By MAIMBOLWA MULIKELELA -
The Bankers Association of Zambia has expressed its concerns at the way the Zambia Revenue Association has gone about implementing the newly-introduced law requiring every bank account holder to have a T-PIN (short for tax-payers identification number), saying banks have been caught on the hop.
BAZ CEO Leonard Mwanza said while banks were aware of the introduction of the regulation, there had been no consultation with the ZRA on how this was going to be done before the tax collector implemented the regulation with little more than an instruction for banks to ask their clients to provide a T-PIN.
“We are actually on the same page with the general public on this one, because even us, we were merely informed that we ask customers to provide T-PIN, so our role is to ask clients to submit their T-PIN. We know we do not have a legal authority to register them for T-PIN we can just guide them to go to their website or go to their offices,” he said.

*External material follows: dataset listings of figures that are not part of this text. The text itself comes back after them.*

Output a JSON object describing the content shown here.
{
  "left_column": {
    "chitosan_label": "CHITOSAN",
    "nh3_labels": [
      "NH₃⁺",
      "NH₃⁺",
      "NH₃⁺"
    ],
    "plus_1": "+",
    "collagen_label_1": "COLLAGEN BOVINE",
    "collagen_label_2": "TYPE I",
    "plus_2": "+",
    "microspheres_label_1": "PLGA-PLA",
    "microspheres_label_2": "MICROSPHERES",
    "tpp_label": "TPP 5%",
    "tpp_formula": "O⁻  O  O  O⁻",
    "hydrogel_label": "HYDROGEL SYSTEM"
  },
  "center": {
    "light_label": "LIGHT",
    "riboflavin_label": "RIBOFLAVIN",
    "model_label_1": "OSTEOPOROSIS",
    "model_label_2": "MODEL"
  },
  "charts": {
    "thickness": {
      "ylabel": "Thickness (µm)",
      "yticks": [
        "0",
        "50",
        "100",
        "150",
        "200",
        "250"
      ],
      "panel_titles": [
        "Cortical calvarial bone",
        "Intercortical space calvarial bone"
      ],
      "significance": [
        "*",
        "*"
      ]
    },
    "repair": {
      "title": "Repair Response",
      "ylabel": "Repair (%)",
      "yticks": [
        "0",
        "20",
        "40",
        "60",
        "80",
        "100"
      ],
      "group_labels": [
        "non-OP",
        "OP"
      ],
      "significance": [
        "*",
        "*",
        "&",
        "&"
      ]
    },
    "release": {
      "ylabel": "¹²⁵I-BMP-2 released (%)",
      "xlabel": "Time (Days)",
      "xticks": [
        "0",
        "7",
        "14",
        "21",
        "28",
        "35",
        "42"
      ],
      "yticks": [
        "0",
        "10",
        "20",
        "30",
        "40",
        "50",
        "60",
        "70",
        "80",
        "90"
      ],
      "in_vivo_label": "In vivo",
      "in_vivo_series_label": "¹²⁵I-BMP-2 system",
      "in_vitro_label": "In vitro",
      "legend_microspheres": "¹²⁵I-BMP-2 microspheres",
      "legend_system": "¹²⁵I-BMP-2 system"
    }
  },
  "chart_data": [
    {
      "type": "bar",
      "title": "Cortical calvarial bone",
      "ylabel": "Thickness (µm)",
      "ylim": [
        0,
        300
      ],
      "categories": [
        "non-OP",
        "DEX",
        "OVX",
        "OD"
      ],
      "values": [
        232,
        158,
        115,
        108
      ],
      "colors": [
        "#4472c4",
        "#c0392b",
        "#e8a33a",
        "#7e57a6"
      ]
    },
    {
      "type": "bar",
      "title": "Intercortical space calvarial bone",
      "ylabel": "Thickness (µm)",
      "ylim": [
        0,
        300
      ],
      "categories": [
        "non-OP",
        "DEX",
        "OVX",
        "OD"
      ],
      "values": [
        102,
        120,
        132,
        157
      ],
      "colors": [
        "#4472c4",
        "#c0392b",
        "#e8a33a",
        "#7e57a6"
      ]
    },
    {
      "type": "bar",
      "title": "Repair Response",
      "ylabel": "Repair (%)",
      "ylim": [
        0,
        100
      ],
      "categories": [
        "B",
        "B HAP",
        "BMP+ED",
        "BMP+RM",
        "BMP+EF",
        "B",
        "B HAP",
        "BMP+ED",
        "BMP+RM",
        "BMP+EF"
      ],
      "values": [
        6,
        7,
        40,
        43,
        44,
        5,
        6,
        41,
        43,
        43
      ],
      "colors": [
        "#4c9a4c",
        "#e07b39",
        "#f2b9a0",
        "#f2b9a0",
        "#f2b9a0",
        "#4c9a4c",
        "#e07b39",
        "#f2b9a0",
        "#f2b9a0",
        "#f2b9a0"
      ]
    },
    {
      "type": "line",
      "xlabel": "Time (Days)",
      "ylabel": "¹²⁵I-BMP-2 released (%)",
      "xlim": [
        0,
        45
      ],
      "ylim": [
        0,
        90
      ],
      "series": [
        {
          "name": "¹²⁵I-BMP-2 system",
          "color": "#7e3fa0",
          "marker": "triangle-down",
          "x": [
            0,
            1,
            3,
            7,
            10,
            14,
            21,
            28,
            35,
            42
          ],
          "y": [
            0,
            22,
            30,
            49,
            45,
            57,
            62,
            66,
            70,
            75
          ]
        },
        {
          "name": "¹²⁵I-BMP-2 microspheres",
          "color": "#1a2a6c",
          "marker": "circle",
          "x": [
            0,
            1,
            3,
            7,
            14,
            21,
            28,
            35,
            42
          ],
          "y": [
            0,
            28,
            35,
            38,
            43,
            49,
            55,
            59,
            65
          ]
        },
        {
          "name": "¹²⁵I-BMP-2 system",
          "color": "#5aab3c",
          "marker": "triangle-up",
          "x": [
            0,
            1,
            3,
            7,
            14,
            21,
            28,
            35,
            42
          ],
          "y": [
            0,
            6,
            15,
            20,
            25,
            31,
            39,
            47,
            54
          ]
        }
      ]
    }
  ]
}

The upshot is that two months after the rule was effected, only 244,000 people of the 3,000,000 account holders with Zambian banks had registered, a number that Mr Mwanza described as disappointing.
A senior Bank of Zambia official who declined to be quoted said he was shocked at the way the ZRA had handled the whole process of implementing the new regulation which the tax collector has explained as a means to track down tax evaders and avoiders to ease public suspicions that the government was trying to sneak another tax on bank account holders.
Mr Mwanza said the association had written to ZRA to extend the time frame in which the regulation was to be implemented as well as to allow for more extensive consultations among all key players and also to give time for a campaign to explain the requirement to a suspicious public.
Among the concerns the BAZ wanted addressed was the potential of the T-PIN requirement working against the financial inclusion agenda being spearheaded by the Bank of Zambia (BoZ).
“Our major concern is on the financial inclusion agenda… they have introduced a policy of T-PIN, which really goes beyond against the financial inclusion initiative because now what they are saying is
that if you don’t have a T-PIN, you cannot have a bank account,” he said.
He said better consultation and analysis of the policy should have been undertaken before arriving at it because the majority of the Zambians did not have T-PINs, let alone awareness of their need for it.
“Firstly, we would like to state that banks are not compliant with the new tax policy directive introduced by ZRA in January this year. Secondly the majority of customers do not have T-PINs so they cannot provide the T-PIN,” he said.
For banks to be compliant with the regulation they would have to incur additional costs to upgrade their systems and increase on the man-numbers for the process to work.
“Thirdly, banks have to incur additional cost to upgrade our systems to accommodate the processing of this TPIN. This is financial problem for us as the banking sector that is why we have written to ZRA to consider extending the time frame in which this matter of T-PIN should be implemented,” Mr Mwanza said.
He said despite the issues being raised about the T-PIN, was positive that they would all be resolved in the interest of everyone involved but stressed that the ZRA needed to come up with the national public awareness campaign to educate the people on why they regulation was introduced and what they need to do to get the T-PIN.
The BAZ chief was responding to concerns expressed at the weekend by the Association for Mine Suppliers and Contractors which warned that the requirement for bank account holders to obtain a T-PIN could cause people to start hoarding cash in their homes.
Association president Augustine Mubanga warned that the regulation was still viewed with suspicion by a lot of people and resistance to it could lead to the Government unwittingly creating a cash economy.
“We are creating a cash economy by introducing multiple requirements. People will start hoarding their money, which will affect the economy in the long run,” he warned.